Methods: Latent Class Mixed Models (LCMM) to identify trajectory classification profiles (latent classes) of exposure histories were proposed to estimate associations with lung-cancer risk. LCMM simplifies heterogeneous lifetime exposure into more homogeneous classes and identifies distinct subgroups of exposed individuals, following a similar exposure pattern over lifetime. This approach could provide a more complete picture of the welding history, opening a different perspective on the dose-effect relationship between exposure and lung-cancer risk. The purpose of this study was to determine latent classes for welding-fume exposure in two German population-based case-control studies (3,498 lung-cancer cases and 3,539 control subjects) and to use these classes to estimate smoking-adjusted odds ratios (OR) with 95% confidence interval (95%CI) via multiple conditional logistic regression. Before applying the LCMM function, exposure levels for each welding activity were determined using a measurement-based job-exposure matrix with estimates from 15,473 inhalable measurements taken at welding workplaces.
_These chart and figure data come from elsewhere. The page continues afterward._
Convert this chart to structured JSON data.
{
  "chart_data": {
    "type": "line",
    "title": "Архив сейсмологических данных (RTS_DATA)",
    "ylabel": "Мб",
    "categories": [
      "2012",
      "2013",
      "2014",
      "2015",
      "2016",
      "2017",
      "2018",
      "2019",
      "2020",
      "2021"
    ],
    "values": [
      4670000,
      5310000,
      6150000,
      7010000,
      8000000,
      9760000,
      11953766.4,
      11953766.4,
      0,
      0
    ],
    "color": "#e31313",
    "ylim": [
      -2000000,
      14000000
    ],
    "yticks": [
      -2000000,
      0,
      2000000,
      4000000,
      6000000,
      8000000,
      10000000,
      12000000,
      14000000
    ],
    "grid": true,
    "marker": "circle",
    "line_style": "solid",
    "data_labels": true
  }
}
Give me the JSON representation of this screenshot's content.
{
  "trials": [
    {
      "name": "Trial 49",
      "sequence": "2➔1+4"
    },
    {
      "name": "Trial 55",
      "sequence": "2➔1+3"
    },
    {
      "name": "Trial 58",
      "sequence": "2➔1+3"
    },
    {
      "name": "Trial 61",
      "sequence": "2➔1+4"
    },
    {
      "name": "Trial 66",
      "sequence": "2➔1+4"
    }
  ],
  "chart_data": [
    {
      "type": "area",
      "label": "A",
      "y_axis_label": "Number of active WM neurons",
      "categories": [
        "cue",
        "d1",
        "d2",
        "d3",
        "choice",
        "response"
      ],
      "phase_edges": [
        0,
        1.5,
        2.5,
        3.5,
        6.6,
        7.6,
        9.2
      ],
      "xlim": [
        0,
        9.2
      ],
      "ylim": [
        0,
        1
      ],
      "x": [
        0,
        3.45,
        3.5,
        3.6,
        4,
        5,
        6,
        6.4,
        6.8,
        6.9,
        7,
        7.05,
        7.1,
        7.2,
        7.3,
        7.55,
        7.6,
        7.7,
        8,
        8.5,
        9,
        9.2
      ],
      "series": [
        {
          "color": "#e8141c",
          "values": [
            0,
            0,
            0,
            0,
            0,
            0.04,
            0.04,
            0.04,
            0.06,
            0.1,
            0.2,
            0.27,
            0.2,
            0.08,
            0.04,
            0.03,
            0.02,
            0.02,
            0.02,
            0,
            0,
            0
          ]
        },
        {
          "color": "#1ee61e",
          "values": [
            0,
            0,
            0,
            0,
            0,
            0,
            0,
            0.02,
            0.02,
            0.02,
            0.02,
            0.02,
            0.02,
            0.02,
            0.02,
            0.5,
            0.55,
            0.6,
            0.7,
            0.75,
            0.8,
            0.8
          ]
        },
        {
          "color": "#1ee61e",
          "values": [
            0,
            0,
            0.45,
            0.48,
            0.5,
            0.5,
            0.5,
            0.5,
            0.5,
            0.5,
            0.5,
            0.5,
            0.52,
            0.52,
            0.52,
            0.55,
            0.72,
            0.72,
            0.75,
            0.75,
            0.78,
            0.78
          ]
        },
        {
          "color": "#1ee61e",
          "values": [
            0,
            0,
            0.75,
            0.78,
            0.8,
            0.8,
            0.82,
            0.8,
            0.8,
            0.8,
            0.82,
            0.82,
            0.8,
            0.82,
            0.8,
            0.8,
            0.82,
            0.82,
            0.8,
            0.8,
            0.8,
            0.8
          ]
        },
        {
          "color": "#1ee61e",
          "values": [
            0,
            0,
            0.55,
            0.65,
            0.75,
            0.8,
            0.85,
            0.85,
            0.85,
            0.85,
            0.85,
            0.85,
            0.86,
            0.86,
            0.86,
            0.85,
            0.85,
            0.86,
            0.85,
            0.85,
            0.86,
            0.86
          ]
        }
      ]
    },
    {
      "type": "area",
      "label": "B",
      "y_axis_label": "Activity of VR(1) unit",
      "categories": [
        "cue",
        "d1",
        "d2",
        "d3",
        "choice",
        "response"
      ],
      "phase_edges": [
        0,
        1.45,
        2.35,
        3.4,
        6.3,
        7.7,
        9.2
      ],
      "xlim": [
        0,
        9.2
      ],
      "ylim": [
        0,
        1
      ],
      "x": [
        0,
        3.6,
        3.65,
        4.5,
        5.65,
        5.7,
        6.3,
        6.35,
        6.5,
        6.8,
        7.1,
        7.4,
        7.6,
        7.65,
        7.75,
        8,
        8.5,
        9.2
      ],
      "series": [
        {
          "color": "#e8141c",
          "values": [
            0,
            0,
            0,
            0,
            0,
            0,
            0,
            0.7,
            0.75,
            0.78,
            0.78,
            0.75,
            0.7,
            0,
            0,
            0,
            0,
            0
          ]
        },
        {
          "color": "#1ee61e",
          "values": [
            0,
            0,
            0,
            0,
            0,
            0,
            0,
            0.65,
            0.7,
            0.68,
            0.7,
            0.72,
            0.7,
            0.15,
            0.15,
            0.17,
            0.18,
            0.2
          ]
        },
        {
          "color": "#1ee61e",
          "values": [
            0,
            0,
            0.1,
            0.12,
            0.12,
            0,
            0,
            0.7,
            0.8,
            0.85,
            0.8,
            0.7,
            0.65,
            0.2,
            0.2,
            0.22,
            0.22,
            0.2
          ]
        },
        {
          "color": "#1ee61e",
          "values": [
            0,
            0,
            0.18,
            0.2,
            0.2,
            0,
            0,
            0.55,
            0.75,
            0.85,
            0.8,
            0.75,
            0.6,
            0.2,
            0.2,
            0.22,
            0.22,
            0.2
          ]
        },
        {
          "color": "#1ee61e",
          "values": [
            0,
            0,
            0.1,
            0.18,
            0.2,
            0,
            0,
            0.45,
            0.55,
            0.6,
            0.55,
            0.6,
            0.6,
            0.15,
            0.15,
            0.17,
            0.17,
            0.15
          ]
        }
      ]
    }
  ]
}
Results: LCMM identified four latent classes of welding-fume exposure as the best solution according to fit and diagnostic criteria. The highest lung-cancer risks were observed for one class in which exposure to welding fumes in the past 10 years prior to the interview was highest and the average duration of welding was also quite high at 30 years (OR=1.71, 95%CI 0.92-3.15). Participants in one other class with long-term very high intensity (median up to 1,000 µg/m3 experienced for more than 20 years before the interview) showed higher risk estimates for lung cancer compared to men who were never exposed to welding fumes (OR=1.26, 95%CI 0.46-3.49). Restricting the analysis to regular welders, revealed higher exposure levels to welding fumes, especially for one class. In this class, the median of exposure was always higher than 520 µg/m3 in each working decade. The associated risk estimates for lung cancer were slightly higher risk (OR=1.39, 95%CI 1.14-1.70) compared with all other welders.
Conclusions: Trajectory classification is a good way to summarize different exposure scenarios in the study population and leads to a better understanding of lifetime variability of exposure levels. The highest relative lung-cancer risk estimates were observed for the group with recent high exposure levels to welding fumes. In summary, LCMM opens new perspectives of dose-effect relationships and could be employed to complement established methods in occupational epidemiology.
The authors declare that they have no competing interests.
The authors declare that a positive ethics committee vote has been obtained.